1970’ler - Seramiğe başlamasından bu yana yoğunlukla ürettiği iç ve dış mekan panolarının yanı sıra obje tasarlamaya ağırlık verdi. Bu objeler yüksek pişirimli gre tekniğiyle üretiliyordu. 1973 Tuzla’daki İstanbul Porselen Fabrikası için özel bir seri tasarladı. Sanatçı-endüstri iş birliği, işlerin az sayıda kitleye ulaşabiliyor olmalarından dolayı sona erdi. Füreya’nın porselenleri aynı yıl Yapı Endüstri Merkezi’nde sergilendi. Serginin katalog metnini Yapı Endüstri Merkezi’nin kurucularından Prof Bülent Özer kaleme aldı.
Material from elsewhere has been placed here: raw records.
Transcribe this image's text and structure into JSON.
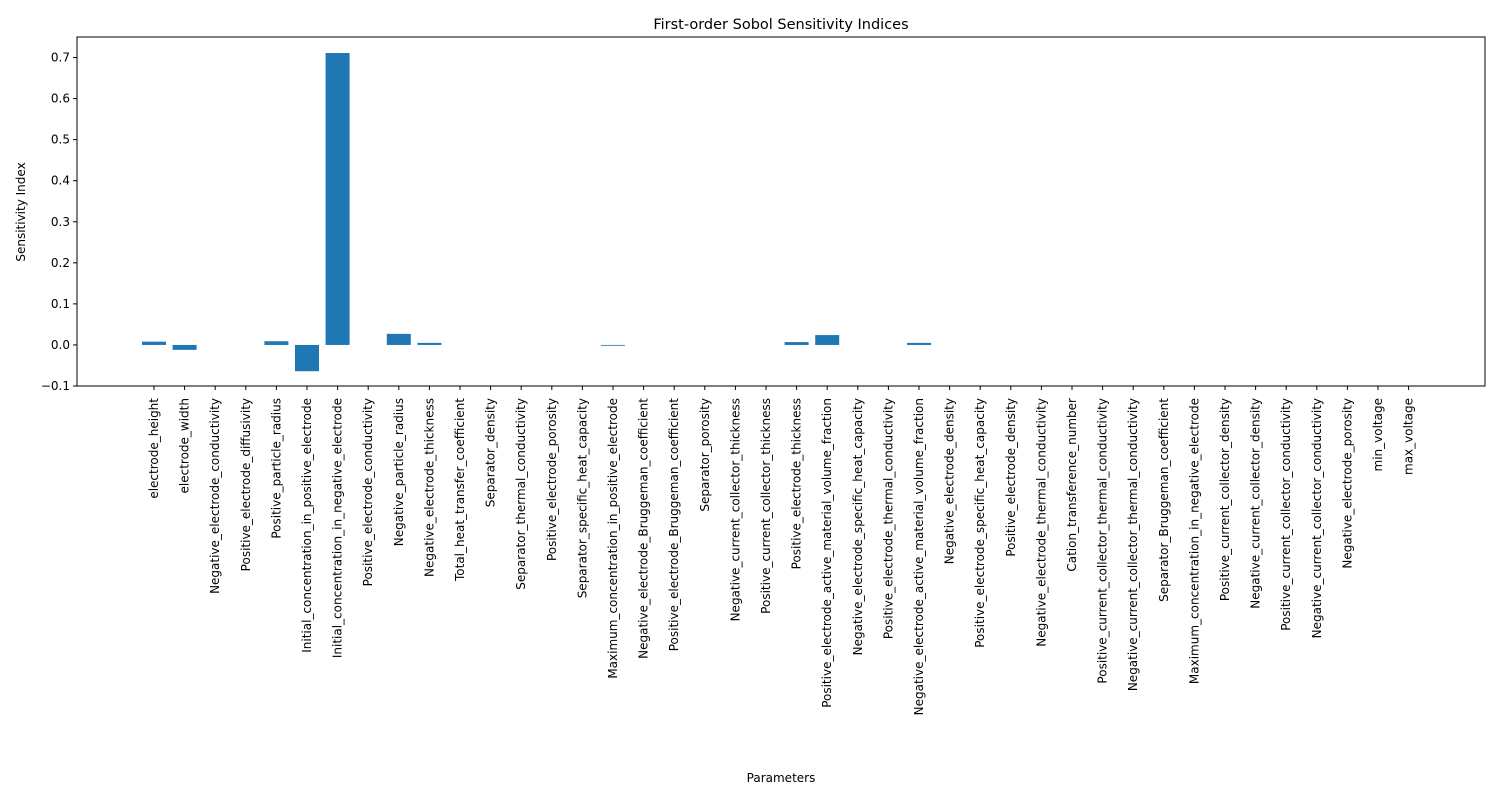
{
  "chart_data": {
    "type": "bar",
    "title": "First-order Sobol Sensitivity Indices",
    "xlabel": "Parameters",
    "ylabel": "Sensitivity Index",
    "ylim": [
      -0.1,
      0.75
    ],
    "yticks": [
      -0.1,
      0.0,
      0.1,
      0.2,
      0.3,
      0.4,
      0.5,
      0.6,
      0.7
    ],
    "ytick_labels": [
      "−0.1",
      "0.0",
      "0.1",
      "0.2",
      "0.3",
      "0.4",
      "0.5",
      "0.6",
      "0.7"
    ],
    "grid": false,
    "bar_color": "#1f77b4",
    "categories": [
      "electrode_height",
      "electrode_width",
      "Negative_electrode_conductivity",
      "Positive_electrode_diffusivity",
      "Positive_particle_radius",
      "Initial_concentration_in_positive_electrode",
      "Initial_concentration_in_negative_electrode",
      "Positive_electrode_conductivity",
      "Negative_particle_radius",
      "Negative_electrode_thickness",
      "Total_heat_transfer_coefficient",
      "Separator_density",
      "Separator_thermal_conductivity",
      "Positive_electrode_porosity",
      "Separator_specific_heat_capacity",
      "Maximum_concentration_in_positive_electrode",
      "Negative_electrode_Bruggeman_coefficient",
      "Positive_electrode_Bruggeman_coefficient",
      "Separator_porosity",
      "Negative_current_collector_thickness",
      "Positive_current_collector_thickness",
      "Positive_electrode_thickness",
      "Positive_electrode_active_material_volume_fraction",
      "Negative_electrode_specific_heat_capacity",
      "Positive_electrode_thermal_conductivity",
      "Negative_electrode_active_material_volume_fraction",
      "Negative_electrode_density",
      "Positive_electrode_specific_heat_capacity",
      "Positive_electrode_density",
      "Negative_electrode_thermal_conductivity",
      "Cation_transference_number",
      "Positive_current_collector_thermal_conductivity",
      "Negative_current_collector_thermal_conductivity",
      "Separator_Bruggeman_coefficient",
      "Maximum_concentration_in_negative_electrode",
      "Positive_current_collector_density",
      "Negative_current_collector_density",
      "Positive_current_collector_conductivity",
      "Negative_current_collector_conductivity",
      "Negative_electrode_porosity",
      "min_voltage",
      "max_voltage"
    ],
    "values": [
      0.008,
      -0.012,
      0.0,
      0.0,
      0.009,
      -0.064,
      0.711,
      0.0,
      0.027,
      0.005,
      0.0,
      0.0,
      0.0,
      0.0,
      0.0,
      -0.002,
      0.0,
      0.0,
      0.0,
      0.0,
      0.0,
      0.007,
      0.024,
      0.0,
      0.0,
      0.005,
      0.0,
      0.0,
      0.0,
      0.0,
      0.0,
      0.0,
      0.0,
      0.0,
      0.0,
      0.0,
      0.0,
      0.0,
      0.0,
      0.0,
      0.0,
      0.0
    ]
  }
}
1973 - Şakir Paşa Apartmanı, Hakkıye Harum’ın ölümünün ardından bir müteahhide verildi ve Füreya Elmadağ’daki, Arif Paşa Apartmanı olarak da bilinen Sarıcazade Abdullah-Osman Bey Apartmanına taşındı. Dairesinin penceresinden gördüğü Surp Agop Vakfı sıra evleri daha sonra yeni bir seriyi doğuracaktı.
1980 - Türk Silahlı Kuvvetleri, 1971 yılından buyana tırmanan gerginlikleri bahane göstererek 12 Eylülde yönetime el koydu.
1980 – 1960’ta bir yıl açık kalabilen Türk Seramik Sanatçıları Derneği’nin ardından Füreya Koral başkanlığında Seramikçiler Derneği adlı yeni bir oluşum hayata geçirildi ancak bu dernek de açılmasından birkaç ay sonra diğer tüm dernekler gibi sıkıyönetim nedeniyle kapatıldı.
1980-85 - En çok bilinen çalışmalarından olan seramik “Evler” serisini üretti.Aralık 1985-Ocak 1986 tarihleri arasında Maçka Sanat Galerisinde sergilenen bu eserler ile Sedat Simavi Vakfı Görsel Sanatlar Ödülüne layık görüldü.
1986 - Sedat Simavi Vakfı Görsel Sanatlar Ödülü’nü almasının ardından seramiği bıraktığını açıkladı. Buna karşın 1990 yılında “Yürüyen İnsanlar” adlı pişmiş toprak heykelciklerini üretti.
1992 - Füreya Koral’ın “Yürüyen İnsanlar” adlı serisi, 40 sanatçının panolarıyla beraber “40. Sanat Yılında Füreya Koral’a Saygı” sergisinde Maçka Sanat Galerisi’nde yer aldı.
1992 - Yavuz Turgul’un Gölge Oyunu adlı filminde Şener Şen ve Şevket Altuğ ile birlikte kısa bir sahnede rol aldı.
1997 - 25 Ağustos’ta İstanbul’da vefat etti. Cenazesi Büyükada’ya götürülerek büyükbabası Şakir Paşanın yaptırdığı Müslüman mezarlığındaki aile kabrinde toprağa verildi. (HK)
Not: Sergi Pazartesi günleri hariç her gün 11:00 - 19:00 saatleri arasında ücretsiz ziyaret edilebilir.